Avec le recul, plusieurs limites de cette approche sont apparues. D’une part, il y avait des liens avec une vision thatchérienne de la gouvernance, ou avec une vision conservatrice libérale de celle-ci. Parler d’autorégulation voulait dire abolir les règles, prôner le laisser-faire, compter sur la bonne volonté et la spontanéité créative des acteurs… au lieu de signifier une réelle prise en charge de la régulation. D’autre part, il était assez facile d’opposer ce qui viendrait du « référent collectif », soit ce « nous » qui cherche à s’autoréguler, à tous les autres. On amalgame alors les groupes et les organisations semblables à la nôtre, ainsi que les pôles hiérarchiquement supérieurs (comme les gouvernements), et on les englobe sous la catégorie générale de l’hétérorégulation. Cette polarisation entre auto- et hétérorégulation n’était-elle pas un peu simpliste ? On semblait ainsi supposer une rupture entre ce soi-disant groupe de référence, le « nous », et un gouvernement vu comme extérieur et lointain. C’était d’autant plus problématique que l’on pouvait facilement lire cela comme de la complaisance envers les intérêts de son propre groupe de référence. Tout ce qui avait pour intention de favoriser l’autonomie des agents professionnels en reconnaissant qu’ils avaient un mot à dire devenait une justification du corporatisme. Peut-être mettait-on ainsi dans le même panier tout ce qui était « autre » comme relevant de l’hétérorégulation.

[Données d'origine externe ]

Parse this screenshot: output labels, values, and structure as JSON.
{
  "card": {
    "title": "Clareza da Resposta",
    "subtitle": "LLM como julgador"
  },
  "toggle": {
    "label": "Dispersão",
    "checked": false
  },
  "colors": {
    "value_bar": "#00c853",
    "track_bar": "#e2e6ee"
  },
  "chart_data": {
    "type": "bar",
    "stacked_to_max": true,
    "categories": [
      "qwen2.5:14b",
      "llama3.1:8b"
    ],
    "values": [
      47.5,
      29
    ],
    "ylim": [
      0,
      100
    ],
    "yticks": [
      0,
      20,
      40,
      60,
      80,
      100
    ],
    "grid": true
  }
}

Selon mon raisonnement critique réfutant cette dichotomie un peu facile, il faudrait plutôt en venir à discuter d’interrégulation sans nier l’importance des sphères d’autorégulation. Très souvent, un groupe peut se donner ses propres règles, ou vouloir le faire, mais il doit aussi tenir compte des règles des autres. Ne doit-on pas faire le même genre de remarque à propos de l’autogouvernement ? L’autogouvernement renvoie à un recentrement ; il semble avoir des connotations de gouvernement de proximité, de capacité à travailler collectivement, à prendre les décisions qui s’imposent au plan local, parce que c’est à ce niveau qu’on connaît mieux les problèmes. Pourtant, aucun groupe n’est cloisonné sur lui-même, ne se suffit à lui-même, sauf dans un modèle utopiste. Prenons pour exemple les décisions affectant l’eau, ressource indispensable s’il en est. Un groupe en amont pourrait toujours « s’autogouverner » sans se soucier des groupes en aval, mais ce ne serait pas souhaitable – bien que, malheureusement, cette situation ne soit pas rare (Wolf, Newton, et Priscoli 2009). C’est sans doute tout à fait nécessaire et utile de reconstruire une appartenance politique et un sens des responsabilités au plan local et, pour cela, il faut un référentiel collectif partagé, qui peut être variable : quartier, commune, région. N’oublions pas qu’il faut aussi un champ de pratique donné, un type de préoccupation ; par exemple, on va vouloir un autogouvernement concernant la production d’aliments, concernant la production d’électricité ou autre chose. Il y aura ainsi un choix de centre de perspective qui va commander le reste. Si le projet était réellement global, on irait vers les communes autosuffisantes, choses qui se sont vues dans le passé et dans divers contextes (par exemple, les écovillages, mais, encore ici, il y a une perspective qui rassemble, si ouverte soit-elle) (Litfin 2013). Cela s’ajoute à l’enjeu central du choix de groupe de référence qui sera concerné par un éventuel autogouvernement. Or, ce choix peut relever de logiques diverses : territoriale et à plusieurs échelles, ou volontaire sur la base d’un programme partagé, mais aussi relevant de la pratique (un syndicat professionnel), etc.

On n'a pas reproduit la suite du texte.